Five generations later, Father identified the advancing army as the Silver Spears, elite forces under the command of the king of West Saro. Like the king of East Saro and the king of Saro-Urok, he was a descendant of one of the rival clans, all of them cousins of the royal family of Efea and still squabbling over the corpse of the old empire like jackals over bones.

Father’s captain dismissed the report as impossible, for before that day, armies from old Saro who invaded the new kingdom of prosperous Efea always came from the Eastern Reach through its rich agricultural lands. They never attacked out of the north through the bone-dry desert. He ordered Father to strike aggressively at the enemy because he was sure they were bandits who would be easily driven off.

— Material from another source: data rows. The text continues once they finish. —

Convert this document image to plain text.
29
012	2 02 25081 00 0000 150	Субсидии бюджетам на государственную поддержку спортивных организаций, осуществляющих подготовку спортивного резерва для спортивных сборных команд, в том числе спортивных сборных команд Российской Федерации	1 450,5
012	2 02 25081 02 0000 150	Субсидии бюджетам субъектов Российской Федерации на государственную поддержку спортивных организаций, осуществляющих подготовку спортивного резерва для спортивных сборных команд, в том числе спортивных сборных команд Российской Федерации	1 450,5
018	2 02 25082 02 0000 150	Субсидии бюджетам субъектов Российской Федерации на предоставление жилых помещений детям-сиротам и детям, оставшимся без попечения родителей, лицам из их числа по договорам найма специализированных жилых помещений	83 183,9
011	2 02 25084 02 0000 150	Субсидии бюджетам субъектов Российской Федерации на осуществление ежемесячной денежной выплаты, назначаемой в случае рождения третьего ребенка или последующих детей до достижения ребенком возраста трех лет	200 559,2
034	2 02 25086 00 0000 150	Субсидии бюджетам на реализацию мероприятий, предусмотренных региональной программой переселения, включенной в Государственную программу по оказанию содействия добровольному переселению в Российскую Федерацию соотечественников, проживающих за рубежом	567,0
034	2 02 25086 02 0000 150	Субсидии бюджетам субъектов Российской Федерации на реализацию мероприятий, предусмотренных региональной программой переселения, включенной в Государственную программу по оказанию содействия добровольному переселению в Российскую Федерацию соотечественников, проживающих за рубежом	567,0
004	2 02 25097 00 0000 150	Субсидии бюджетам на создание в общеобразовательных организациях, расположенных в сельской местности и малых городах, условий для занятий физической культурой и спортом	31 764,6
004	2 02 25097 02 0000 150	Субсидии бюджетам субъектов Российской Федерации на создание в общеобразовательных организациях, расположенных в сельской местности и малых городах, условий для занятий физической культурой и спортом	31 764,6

The desert garrison had not the numbers to turn back a massive invasion. All they could do, Father said, was hold their ground defensively and take their losses for long enough to give messengers time to reach the king and call the main army into play.

He commanded the defense with such skill—for the main army had time to be alerted and march to the rescue—that he was rewarded with a captaincy. We never heard one word more about the highborn Patron captain, although we suspected our father had killed the man to stop him from dooming his troops to a complete slaughter. Of the 512 men garrisoned at the five desert outposts, 128 survived. Father remembered the exact numbers, and the day he told us the story he recited their names in the form of a praise poem.

Even when you face defeat, he told us, you must not falter.